CrossFit Denies Knowledge of Athletes’ Concerns Over Rope Length at Syndicate Crown
CrossFit is denying they heard concerns were raised about the length of rope for workout three at the Syndicate Crown Semifinal this past Saturday in Knoxville, TN despite both CrossFit’s competition director, Adrian Bozman and CrossFit’s competition liaison being in attendance when athletes raised these concerns.
Remind me: Nine-time Games athlete Scott Panchik, who was competing at Syndicate Crown, said he injured himself during workout 3, stating that he twisted his knee descending to the ground after a legless rope climb, landing onto extra rope on the competition floor.
- After the event on Saturday, May 21, Panchik posted to Instagram revealing he “verbally expressed concerns” for athlete safety earlier that morning.
- After the athlete briefing, Panchik discussed his concerns with Wilson Pak, the event director for Syndicate Crown. “I was told nothing could be done to change the ropes and this is what was provided to be used,” Panchik wrote.
Athlete briefings are a standard procedure for in-person competitions. Before and/or after each day of competition, athletes and key members of the event team are walked through the logistics, standards, and expectations of each workout, which is usually led by the Head Judge.
On Day 2 of the Syndicate Crown Semifinal in Knoxville, TN, athletes were briefed on the flow for Event 3: “2014 Regional Event 5”. It was here that several athletes raised concerns regarding the length of the ropes and the potential for injury with landing on the extra rope gathered on the floor, as confirmed by Ben Smith on the The Coach’s Office podcast.
- “We had the athlete briefing at 7:30, and they were showing us the rope climbs…the ropes had like a foot and a half of rope on the ground…If you’ve ever climbed ropes for multiple reps you know when the rope is hanging on the ground you can very easily land on it and roll your ankle,” said Smith.
- “Scott and I both went up to the event organizer and a couple other people who we thought were in charge…we brought it up to three different people in the hopes it would get down to someone that was in charge that could make that decision and we kind of got the runaround three times— mostly it was just ‘not anything we can do about it right now.'”
Panchik and Smith were not alone in their concerns. Individual athlete Haley Adams shared on her Instagram story on May 24 addressing the precautions she took in Event 3. When asked about her ankle being taped, Adams responded: “Taped it bc I was nervous coming down on it and the extra rope on the ground.”
In a statement to the Morning Chalk Up, Andrew Weinstein, the head of Communications and Public Policy for CrossFit, said the following:
- “Adrian Bozman (Competition Director for CrossFit) and Competition Liaison Becky Harsh were attendees at the athlete briefing, but they did not hear any concerns raised about the ropes, nor were they part of the post-briefing conversation that took place with the Event Organizer regarding the issue. Those concerns were not raised directly with the Competition Liaison or other CrossFit staff, and CrossFit staff was unaware of those concerns prior to the event.”

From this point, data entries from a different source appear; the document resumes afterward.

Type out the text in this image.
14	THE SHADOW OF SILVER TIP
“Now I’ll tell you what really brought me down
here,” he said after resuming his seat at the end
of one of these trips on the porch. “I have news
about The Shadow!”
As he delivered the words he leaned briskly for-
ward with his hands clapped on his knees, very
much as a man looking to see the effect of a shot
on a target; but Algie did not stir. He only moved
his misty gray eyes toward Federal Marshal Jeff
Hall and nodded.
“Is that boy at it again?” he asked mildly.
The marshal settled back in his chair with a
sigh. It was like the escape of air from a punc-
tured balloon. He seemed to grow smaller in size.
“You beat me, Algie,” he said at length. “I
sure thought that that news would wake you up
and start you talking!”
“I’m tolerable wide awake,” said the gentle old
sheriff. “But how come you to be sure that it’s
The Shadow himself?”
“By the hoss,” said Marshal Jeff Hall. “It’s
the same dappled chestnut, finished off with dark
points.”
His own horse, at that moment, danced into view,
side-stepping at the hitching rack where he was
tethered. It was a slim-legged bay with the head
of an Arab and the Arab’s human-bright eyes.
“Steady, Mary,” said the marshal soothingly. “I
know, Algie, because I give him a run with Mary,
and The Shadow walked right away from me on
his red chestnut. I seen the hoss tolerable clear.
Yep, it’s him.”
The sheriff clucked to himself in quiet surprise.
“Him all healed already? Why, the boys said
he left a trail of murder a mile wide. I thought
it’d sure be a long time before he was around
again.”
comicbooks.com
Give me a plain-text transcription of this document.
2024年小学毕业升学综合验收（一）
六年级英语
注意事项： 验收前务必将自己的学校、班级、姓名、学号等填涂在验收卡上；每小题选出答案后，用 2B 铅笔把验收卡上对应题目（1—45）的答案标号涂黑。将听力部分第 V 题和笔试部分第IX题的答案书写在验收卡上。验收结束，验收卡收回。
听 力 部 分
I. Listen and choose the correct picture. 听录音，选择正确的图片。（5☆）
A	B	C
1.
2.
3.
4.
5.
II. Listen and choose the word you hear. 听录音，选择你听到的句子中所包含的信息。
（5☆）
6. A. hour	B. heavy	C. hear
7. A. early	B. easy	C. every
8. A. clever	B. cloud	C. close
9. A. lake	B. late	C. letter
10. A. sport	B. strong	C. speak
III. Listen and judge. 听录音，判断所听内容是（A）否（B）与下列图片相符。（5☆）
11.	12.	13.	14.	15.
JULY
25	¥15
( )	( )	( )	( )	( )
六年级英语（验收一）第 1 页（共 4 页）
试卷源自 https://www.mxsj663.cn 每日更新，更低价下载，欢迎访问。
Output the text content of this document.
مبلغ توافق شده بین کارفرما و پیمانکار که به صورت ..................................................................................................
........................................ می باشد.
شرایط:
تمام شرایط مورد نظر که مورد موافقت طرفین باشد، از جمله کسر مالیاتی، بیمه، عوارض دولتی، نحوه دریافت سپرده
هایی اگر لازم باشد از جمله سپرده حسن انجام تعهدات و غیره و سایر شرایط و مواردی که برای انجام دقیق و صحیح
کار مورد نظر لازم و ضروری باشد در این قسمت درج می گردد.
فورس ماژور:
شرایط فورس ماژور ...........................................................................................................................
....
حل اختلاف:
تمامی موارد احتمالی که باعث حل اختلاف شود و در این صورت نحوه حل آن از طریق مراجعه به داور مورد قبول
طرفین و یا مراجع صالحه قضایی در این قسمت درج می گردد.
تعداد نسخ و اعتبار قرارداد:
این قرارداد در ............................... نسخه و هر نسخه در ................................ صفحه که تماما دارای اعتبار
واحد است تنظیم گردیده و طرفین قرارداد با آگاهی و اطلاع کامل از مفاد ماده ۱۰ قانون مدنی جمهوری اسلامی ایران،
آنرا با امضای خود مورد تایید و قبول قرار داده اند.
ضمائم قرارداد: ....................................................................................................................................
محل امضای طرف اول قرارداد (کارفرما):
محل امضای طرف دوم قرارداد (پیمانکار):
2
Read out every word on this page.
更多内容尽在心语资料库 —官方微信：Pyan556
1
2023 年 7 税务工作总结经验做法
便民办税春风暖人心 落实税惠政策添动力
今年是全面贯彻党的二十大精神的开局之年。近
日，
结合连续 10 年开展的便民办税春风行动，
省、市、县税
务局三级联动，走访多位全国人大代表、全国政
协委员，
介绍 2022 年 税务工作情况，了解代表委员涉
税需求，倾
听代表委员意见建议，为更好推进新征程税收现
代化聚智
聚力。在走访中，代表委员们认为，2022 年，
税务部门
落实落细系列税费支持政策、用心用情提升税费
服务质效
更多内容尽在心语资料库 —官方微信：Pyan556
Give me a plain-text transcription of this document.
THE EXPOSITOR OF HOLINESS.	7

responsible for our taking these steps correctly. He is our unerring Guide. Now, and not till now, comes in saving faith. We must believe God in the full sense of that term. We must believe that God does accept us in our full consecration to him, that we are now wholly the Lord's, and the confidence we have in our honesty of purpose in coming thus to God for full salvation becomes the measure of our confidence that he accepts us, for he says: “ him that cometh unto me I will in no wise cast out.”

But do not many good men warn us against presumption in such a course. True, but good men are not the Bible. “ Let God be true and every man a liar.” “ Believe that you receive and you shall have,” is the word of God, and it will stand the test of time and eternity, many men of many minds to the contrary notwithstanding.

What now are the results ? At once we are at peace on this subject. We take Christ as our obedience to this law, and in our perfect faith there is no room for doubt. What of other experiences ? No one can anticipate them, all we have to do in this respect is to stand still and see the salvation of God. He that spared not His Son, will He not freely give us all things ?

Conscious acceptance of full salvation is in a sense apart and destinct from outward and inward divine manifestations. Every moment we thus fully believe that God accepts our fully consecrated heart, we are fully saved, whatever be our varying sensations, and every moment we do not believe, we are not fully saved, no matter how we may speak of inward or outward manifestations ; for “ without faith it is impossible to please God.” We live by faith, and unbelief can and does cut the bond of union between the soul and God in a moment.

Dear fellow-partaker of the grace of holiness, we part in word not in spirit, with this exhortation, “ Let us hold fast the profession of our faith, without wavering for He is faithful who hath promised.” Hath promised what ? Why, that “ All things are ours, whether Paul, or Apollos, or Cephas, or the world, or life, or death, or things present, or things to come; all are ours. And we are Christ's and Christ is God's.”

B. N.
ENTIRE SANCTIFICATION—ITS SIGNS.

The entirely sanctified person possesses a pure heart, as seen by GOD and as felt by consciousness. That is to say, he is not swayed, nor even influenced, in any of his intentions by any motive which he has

However, on May 22 CrossFit released a statement on their website from general manager of Sport Justin Bergh, outlining their position on the incident which states:
- “Unfortunately, Scott’s concerns about the rope climb did not reach CrossFit HQ prior to the event. Ensuring a real-time channel of dialogue and escalation for athletes during events was the reason we created the new Competition Liaison position this season, but clearly there was a breakdown in this situation, and we need to better educate both athletes and event officials on when and how to engage with the Competition Liaison.”
The Competition Liaison’s role and essential duties were described by CrossFit in the Hopper email on May 18: “The competition liaison will serve as a resource for the on-site competition team and will advocate for the best possible athlete experience. The role of the competition liaison is not to directly resolve disputes or issues but rather to ensure they are communicated to the appropriate party and resolved professionally.”
- “Competing athletes may request the competition liaison to assist with communication with event organizers. Issues may include appeals, schedule discrepancies, warm-up area requests, safety issues, and concerns about competition fairness.”
- “Competition liaisons will be introduced during the initial orientation brief and will be available at the venue throughout the competition.”
In regards to the Competition Liaison, Ben Smith said “Yeah, don’t know who that is. I think we were introduced to them on Sunday morning (Day 3), but I didn’t go to that athlete brief, so I don’t know.” Smith did not recall this person being introduced to athletes on Day 1.
Ultimately, he says, “It made me really angry… For CrossFit to say it’s anybody’s fault but theirs is absolutely ridiculous.”